Having won the United Nations Sustainable Cities and Human Settlements Award twice, this ‘innovative and sustainable base’ will create an ecosystem that harmonises modern life and environmental awareness. The plants in this urban forest will form a ‘natural barrier’ to clean the air from carbon emissions which currently form at startlingly high levels across some parts of South East Asia and the entire city will be equipped with rainwater conservation systems.

Catering to the needs of the future

By 2050, it is estimated that over 66% of the world’s population will live in cities as countries continue to urbanise and workers are attracted to these economic hubs. At the same time, urbanisation poses a great threat to the environment with issues such as carbon emissions and (in developing nations like Malaysia) deforestation that threatens to destroy the country’s natural beauty. There is a demand to address how the world can continue to modernise without having destructive effects on the planet.

There are currently no other cities in the world with a blueprint like Forest City.

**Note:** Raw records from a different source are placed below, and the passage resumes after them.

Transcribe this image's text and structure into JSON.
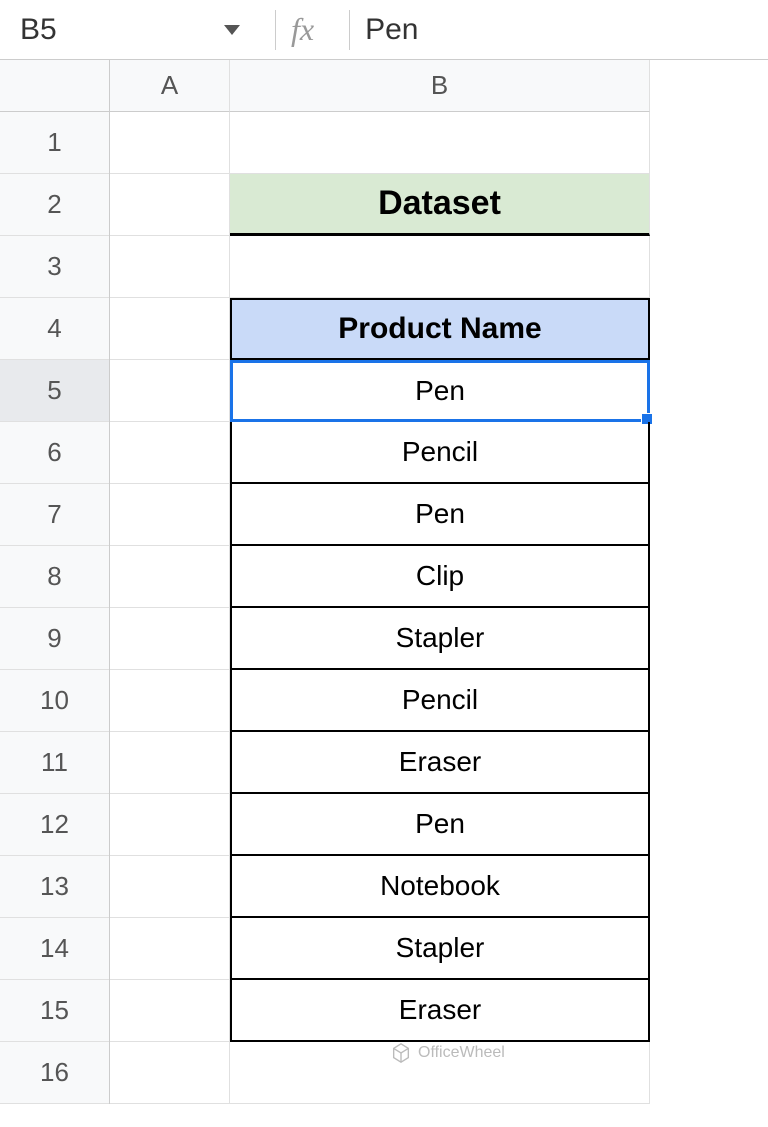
{
  "formula_bar": {
    "name_box": "B5",
    "fx_label": "fx",
    "formula_value": "Pen"
  },
  "columns": {
    "a": "A",
    "b": "B"
  },
  "rows": [
    "1",
    "2",
    "3",
    "4",
    "5",
    "6",
    "7",
    "8",
    "9",
    "10",
    "11",
    "12",
    "13",
    "14",
    "15",
    "16"
  ],
  "selected_row": "5",
  "cells": {
    "b2": "Dataset",
    "b4": "Product Name",
    "b5": "Pen",
    "b6": "Pencil",
    "b7": "Pen",
    "b8": "Clip",
    "b9": "Stapler",
    "b10": "Pencil",
    "b11": "Eraser",
    "b12": "Pen",
    "b13": "Notebook",
    "b14": "Stapler",
    "b15": "Eraser"
  },
  "watermark": "OfficeWheel"
}
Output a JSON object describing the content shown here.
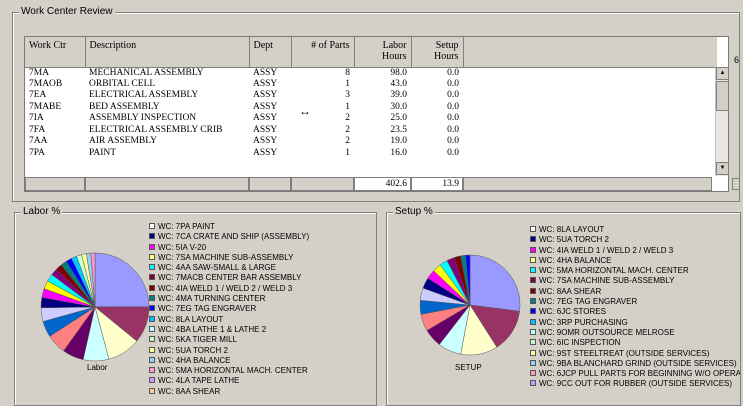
{
  "panel_title": "Work Center Review",
  "grid": {
    "headers": [
      "Work Ctr",
      "Description",
      "Dept",
      "# of Parts",
      "Labor\nHours",
      "Setup\nHours"
    ],
    "header_labor": [
      "Labor",
      "Hours"
    ],
    "header_setup": [
      "Setup",
      "Hours"
    ],
    "rows": [
      [
        "7MA",
        "MECHANICAL ASSEMBLY",
        "ASSY",
        "8",
        "98.0",
        "0.0"
      ],
      [
        "7MAOB",
        "ORBITAL CELL",
        "ASSY",
        "1",
        "43.0",
        "0.0"
      ],
      [
        "7EA",
        "ELECTRICAL ASSEMBLY",
        "ASSY",
        "3",
        "39.0",
        "0.0"
      ],
      [
        "7MABE",
        "BED ASSEMBLY",
        "ASSY",
        "1",
        "30.0",
        "0.0"
      ],
      [
        "7IA",
        "ASSEMBLY INSPECTION",
        "ASSY",
        "2",
        "25.0",
        "0.0"
      ],
      [
        "7FA",
        "ELECTRICAL ASSEMBLY CRIB",
        "ASSY",
        "2",
        "23.5",
        "0.0"
      ],
      [
        "7AA",
        "AIR ASSEMBLY",
        "ASSY",
        "2",
        "19.0",
        "0.0"
      ],
      [
        "7PA",
        "PAINT",
        "ASSY",
        "1",
        "16.0",
        "0.0"
      ]
    ],
    "total_labor": "402.6",
    "total_setup": "13.9",
    "resize_cursor": "↔"
  },
  "labor_chart": {
    "title": "Labor %",
    "pie_label": "Labor",
    "legend": [
      {
        "text": "WC: 7PA   PAINT",
        "color": "#ffffff"
      },
      {
        "text": "WC: 7CA   CRATE AND SHIP (ASSEMBLY)",
        "color": "#000080"
      },
      {
        "text": "WC: 5IA   V-20",
        "color": "#ff00ff"
      },
      {
        "text": "WC: 7SA   MACHINE SUB-ASSEMBLY",
        "color": "#ffff80"
      },
      {
        "text": "WC: 4AA   SAW-SMALL & LARGE",
        "color": "#00ffff"
      },
      {
        "text": "WC: 7MACB   CENTER BAR ASSEMBLY",
        "color": "#800040"
      },
      {
        "text": "WC: 4IA   WELD 1 / WELD 2 / WELD 3",
        "color": "#800000"
      },
      {
        "text": "WC: 4MA   TURNING CENTER",
        "color": "#008080"
      },
      {
        "text": "WC: 7EG   TAG ENGRAVER",
        "color": "#0000ff"
      },
      {
        "text": "WC: 8LA   LAYOUT",
        "color": "#00c0ff"
      },
      {
        "text": "WC: 4BA   LATHE 1 & LATHE 2",
        "color": "#c0ffff"
      },
      {
        "text": "WC: 5KA   TIGER MILL",
        "color": "#c0ffc0"
      },
      {
        "text": "WC: 5UA   TORCH 2",
        "color": "#ffff99"
      },
      {
        "text": "WC: 4HA   BALANCE",
        "color": "#99ccff"
      },
      {
        "text": "WC: 5MA   HORIZONTAL MACH. CENTER",
        "color": "#ff99cc"
      },
      {
        "text": "WC: 4LA   TAPE LATHE",
        "color": "#cc99ff"
      },
      {
        "text": "WC: 8AA   SHEAR",
        "color": "#ffcc99"
      }
    ]
  },
  "setup_chart": {
    "title": "Setup %",
    "pie_label": "SETUP",
    "legend": [
      {
        "text": "WC: 8LA   LAYOUT",
        "color": "#ffffff"
      },
      {
        "text": "WC: 5UA   TORCH 2",
        "color": "#000080"
      },
      {
        "text": "WC: 4IA   WELD 1 / WELD 2 / WELD 3",
        "color": "#ff00ff"
      },
      {
        "text": "WC: 4HA   BALANCE",
        "color": "#ffff80"
      },
      {
        "text": "WC: 5MA   HORIZONTAL MACH. CENTER",
        "color": "#00ffff"
      },
      {
        "text": "WC: 7SA   MACHINE SUB-ASSEMBLY",
        "color": "#800040"
      },
      {
        "text": "WC: 8AA   SHEAR",
        "color": "#800000"
      },
      {
        "text": "WC: 7EG   TAG ENGRAVER",
        "color": "#008080"
      },
      {
        "text": "WC: 6JC   STORES",
        "color": "#0000ff"
      },
      {
        "text": "WC: 3RP   PURCHASING",
        "color": "#00c0ff"
      },
      {
        "text": "WC: 9OMR   OUTSOURCE MELROSE",
        "color": "#c0ffff"
      },
      {
        "text": "WC: 6IC   INSPECTION",
        "color": "#c0ffc0"
      },
      {
        "text": "WC: 9ST   STEELTREAT (OUTSIDE SERVICES)",
        "color": "#ffff99"
      },
      {
        "text": "WC: 9BA   BLANCHARD GRIND (OUTSIDE SERVICES)",
        "color": "#99ccff"
      },
      {
        "text": "WC: 6JCP   PULL PARTS FOR BEGINNING W/O OPERATION",
        "color": "#ff99cc"
      },
      {
        "text": "WC: 9CC   OUT FOR RUBBER (OUTSIDE SERVICES)",
        "color": "#cc99ff"
      }
    ]
  },
  "pie_labor": {
    "colors": [
      "#9999ff",
      "#993366",
      "#ffffcc",
      "#ccffff",
      "#660066",
      "#ff8080",
      "#0066cc",
      "#ccccff",
      "#000080",
      "#ff00ff",
      "#ffff00",
      "#00ffff",
      "#800080",
      "#800000",
      "#008080",
      "#0000ff",
      "#00ccff",
      "#ccffcc",
      "#ffff99",
      "#99ccff",
      "#ff99cc"
    ],
    "values": [
      24.3,
      10.7,
      9.7,
      7.5,
      6.2,
      5.8,
      4.7,
      4.0,
      3.0,
      2.6,
      2.4,
      2.2,
      2.0,
      1.9,
      1.8,
      1.7,
      1.6,
      1.5,
      1.4,
      1.3,
      1.2
    ]
  },
  "pie_setup": {
    "colors": [
      "#9999ff",
      "#993366",
      "#ffffcc",
      "#ccffff",
      "#660066",
      "#ff8080",
      "#0066cc",
      "#ccccff",
      "#000080",
      "#ff00ff",
      "#ffff00",
      "#00ffff",
      "#800080",
      "#800000",
      "#008080",
      "#0000ff"
    ],
    "values": [
      27.0,
      14.0,
      12.0,
      7.5,
      6.0,
      5.5,
      4.5,
      4.0,
      3.5,
      3.0,
      2.8,
      2.6,
      2.4,
      2.2,
      1.6,
      1.4
    ]
  },
  "right_edge_glyph": "6"
}
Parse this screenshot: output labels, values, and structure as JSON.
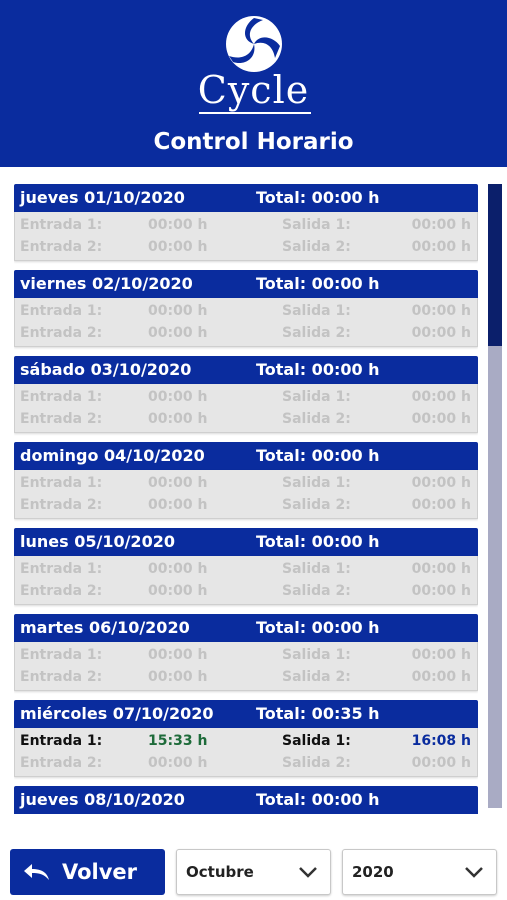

It would be impossible to create this 3D structure in any existing city because all of the groundwork, such as piping, that would need to be removed and completely redesigned. A city similar to Forest City would need to be built on a fresh piece of land.

The showrooms for Forest City are filled with potential residents buying into the dream of a ‘smart and secure future’ at a price of £1 million (almost $1.4 million USD) for a four-bedroom house. Each property uses the latest technologies to provide a built-in security system with facial recognition and 24-hour surveillance. Such Smart Cities focus on how digital technology can be best applied to make cities more liveable, convenient, connected and environmentally conscious.

Forest City

Forest City is meticulously planned on every level to provide the people of 2040 with the kind of harmonious life that we only see on Black Mirror episodes. With this kind of precedent for how the future should look, perhaps more places like Forest City will soon become a reality.